The problem is, vitamin D is one of the most important vits for good health. "It has an abundance of uses, particularly as it also enhances the body's absorption of other vitamins and minerals such as calcium, iron, magnesium, zinc and phosphate" Frida Harju is the in-house nutritionist at leading health and fitness app, Lifesum explains. "It is hugely beneficial, especially when it comes to weight-loss, skin health, brain function and bone strength".

So, could you be D deficient?

Frida says there are a few clues that you might be vitamin D deficient. Here's what to look out for:

- Excessive sweating: "A sweaty head can signify a lack of Vitamin D," Frida says.

- Stomach issues: "If you have any stomach issues, fat absorption can be lower, which in turn lowers absorption of fat-soluble vitamins, such as vitamin D".

- You feel down: "Vitamin D improves levels of serotonin, which makes you feel happier".

Besides poppin' supplements – which should be used under the advise of a doctor, taking cod liver oil and making sure you see enough daylight – there are some foods that will help you boost your vitamin D levels naturally. Try adding these to your meal plans...

The vitamin D diet

1. Salmon: "This is the top hitter for vitamin D (wild salmon has higher levels of vitamin D than farmed salmon). Just half a fillet of salmon has over 1,000 IU of vitamin D, which is more than the daily recommended allowance for a person."

2. Milk: "Milk or dairy that has been fortified with vitamin D, most types of cow's milk are. You can also buy yoghurts and other dairy products that have been fortified (usually whole milk not semi-skimmed)."

3. Eggs: "Two large free-range eggs can hold about one-eighth of your recommended dose of vitamin D and also contain lots of other health benefits."

4. Mushrooms: "If you include a healthy portion of mushrooms to your meal you are looking at a significant amount of vitamin D."

5. Tuna: "Tinned fish, such as tuna or sardines contain over a quarter of the recommended amount."

6. Pork: "Particularly ribs are rich in vitamin D, but be careful about the fat content."

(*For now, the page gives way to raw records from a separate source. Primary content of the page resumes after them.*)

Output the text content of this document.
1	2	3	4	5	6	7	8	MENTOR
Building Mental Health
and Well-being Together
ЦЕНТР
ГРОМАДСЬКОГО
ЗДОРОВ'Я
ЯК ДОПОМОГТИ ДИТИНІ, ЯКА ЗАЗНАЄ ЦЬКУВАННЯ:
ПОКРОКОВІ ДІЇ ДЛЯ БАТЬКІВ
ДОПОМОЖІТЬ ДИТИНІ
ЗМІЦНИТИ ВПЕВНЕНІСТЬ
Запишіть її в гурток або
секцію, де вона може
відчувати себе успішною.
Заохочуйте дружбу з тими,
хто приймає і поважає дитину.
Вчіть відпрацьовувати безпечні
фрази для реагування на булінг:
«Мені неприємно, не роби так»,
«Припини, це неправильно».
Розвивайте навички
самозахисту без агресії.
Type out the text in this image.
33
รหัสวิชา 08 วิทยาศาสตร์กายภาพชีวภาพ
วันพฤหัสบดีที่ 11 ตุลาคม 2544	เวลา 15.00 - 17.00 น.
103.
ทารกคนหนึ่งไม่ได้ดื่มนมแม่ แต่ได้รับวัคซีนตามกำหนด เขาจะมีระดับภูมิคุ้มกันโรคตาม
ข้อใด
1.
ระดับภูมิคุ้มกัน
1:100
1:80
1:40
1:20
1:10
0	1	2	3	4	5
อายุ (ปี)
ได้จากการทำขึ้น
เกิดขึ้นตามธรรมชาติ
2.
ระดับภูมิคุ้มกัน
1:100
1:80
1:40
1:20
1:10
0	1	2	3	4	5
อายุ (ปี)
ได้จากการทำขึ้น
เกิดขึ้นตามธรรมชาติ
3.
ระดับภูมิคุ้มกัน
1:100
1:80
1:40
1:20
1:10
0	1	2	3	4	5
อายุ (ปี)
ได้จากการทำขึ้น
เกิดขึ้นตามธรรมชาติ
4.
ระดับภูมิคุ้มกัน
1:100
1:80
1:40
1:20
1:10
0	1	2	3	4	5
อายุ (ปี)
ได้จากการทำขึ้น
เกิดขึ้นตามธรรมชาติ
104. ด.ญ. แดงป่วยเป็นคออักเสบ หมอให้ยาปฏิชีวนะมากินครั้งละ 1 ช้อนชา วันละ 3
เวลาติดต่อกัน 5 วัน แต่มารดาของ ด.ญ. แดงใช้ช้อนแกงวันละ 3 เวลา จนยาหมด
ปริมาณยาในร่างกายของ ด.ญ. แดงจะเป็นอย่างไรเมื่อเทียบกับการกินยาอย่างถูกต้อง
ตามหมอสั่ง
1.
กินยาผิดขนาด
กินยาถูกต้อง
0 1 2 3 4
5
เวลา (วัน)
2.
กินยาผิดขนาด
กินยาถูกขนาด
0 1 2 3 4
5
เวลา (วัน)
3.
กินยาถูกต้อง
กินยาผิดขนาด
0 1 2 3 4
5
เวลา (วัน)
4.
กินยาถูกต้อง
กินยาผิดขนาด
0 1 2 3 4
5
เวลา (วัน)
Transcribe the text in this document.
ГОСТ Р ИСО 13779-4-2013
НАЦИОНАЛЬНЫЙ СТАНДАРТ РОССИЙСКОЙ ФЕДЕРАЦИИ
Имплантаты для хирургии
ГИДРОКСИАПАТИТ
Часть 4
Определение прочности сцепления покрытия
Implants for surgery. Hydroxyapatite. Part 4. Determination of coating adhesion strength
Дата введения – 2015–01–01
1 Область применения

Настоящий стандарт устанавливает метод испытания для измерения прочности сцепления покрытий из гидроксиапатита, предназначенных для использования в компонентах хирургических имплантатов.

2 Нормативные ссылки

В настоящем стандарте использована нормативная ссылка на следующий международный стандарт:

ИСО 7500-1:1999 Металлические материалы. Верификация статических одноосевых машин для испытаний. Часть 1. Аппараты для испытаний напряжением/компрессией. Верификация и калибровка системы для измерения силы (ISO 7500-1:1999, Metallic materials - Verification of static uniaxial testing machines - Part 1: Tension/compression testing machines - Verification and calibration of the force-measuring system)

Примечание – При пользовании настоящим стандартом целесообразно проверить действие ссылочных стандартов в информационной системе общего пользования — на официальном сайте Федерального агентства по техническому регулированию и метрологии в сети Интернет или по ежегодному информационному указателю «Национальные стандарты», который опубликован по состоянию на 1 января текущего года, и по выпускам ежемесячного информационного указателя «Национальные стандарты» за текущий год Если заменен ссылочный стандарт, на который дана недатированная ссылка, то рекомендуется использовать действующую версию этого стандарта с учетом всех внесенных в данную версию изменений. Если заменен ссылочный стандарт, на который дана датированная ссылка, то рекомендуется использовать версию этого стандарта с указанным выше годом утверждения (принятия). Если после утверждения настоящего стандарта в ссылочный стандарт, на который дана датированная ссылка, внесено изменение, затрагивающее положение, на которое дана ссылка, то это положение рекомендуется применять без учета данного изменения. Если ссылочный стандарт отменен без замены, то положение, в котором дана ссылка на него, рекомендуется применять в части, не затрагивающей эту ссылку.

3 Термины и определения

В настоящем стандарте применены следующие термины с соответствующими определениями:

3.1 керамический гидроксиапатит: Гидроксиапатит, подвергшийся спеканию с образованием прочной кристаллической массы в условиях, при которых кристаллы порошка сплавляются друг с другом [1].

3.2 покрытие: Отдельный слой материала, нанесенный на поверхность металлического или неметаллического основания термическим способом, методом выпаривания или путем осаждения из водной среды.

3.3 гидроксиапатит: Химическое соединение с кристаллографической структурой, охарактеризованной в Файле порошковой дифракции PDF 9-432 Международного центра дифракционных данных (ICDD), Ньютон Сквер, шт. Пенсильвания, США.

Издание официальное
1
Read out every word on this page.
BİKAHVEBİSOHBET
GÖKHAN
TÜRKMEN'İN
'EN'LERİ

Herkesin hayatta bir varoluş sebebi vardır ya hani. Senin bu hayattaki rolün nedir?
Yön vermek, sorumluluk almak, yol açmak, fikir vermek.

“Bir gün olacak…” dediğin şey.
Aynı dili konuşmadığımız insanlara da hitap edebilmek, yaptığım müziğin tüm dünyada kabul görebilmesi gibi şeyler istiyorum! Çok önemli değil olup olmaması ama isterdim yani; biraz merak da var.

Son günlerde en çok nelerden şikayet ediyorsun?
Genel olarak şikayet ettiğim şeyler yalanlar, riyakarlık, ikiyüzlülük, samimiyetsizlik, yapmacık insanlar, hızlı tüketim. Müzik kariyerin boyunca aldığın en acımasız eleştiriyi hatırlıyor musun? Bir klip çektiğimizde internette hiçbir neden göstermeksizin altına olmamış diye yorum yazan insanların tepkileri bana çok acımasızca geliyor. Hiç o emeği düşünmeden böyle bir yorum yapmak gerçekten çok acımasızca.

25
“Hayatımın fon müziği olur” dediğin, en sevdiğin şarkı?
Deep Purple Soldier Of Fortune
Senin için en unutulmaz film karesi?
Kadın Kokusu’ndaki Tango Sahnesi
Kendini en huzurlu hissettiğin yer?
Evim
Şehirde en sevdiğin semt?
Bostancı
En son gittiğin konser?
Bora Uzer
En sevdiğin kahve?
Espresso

7. Cereals. "Similarly to milk, cereals are often fortified with vitamin D, particularly ones aimed at children, but it does vary so be careful and make sure to read the label."

8. Tofu. "One fifth of a block of raw tofu has 140 IU of vitamin D."

9. Orange juice: "One cup of fortified orange juice has more vitamin D than a cup of fortified milk, but make sure to go for a freshly squeezed juice if you can, packaged ones can be full of additives and sugar!"

10. Ricotta cheese: "Ricotta has more than five times the amount of vitamin D as other cheeses."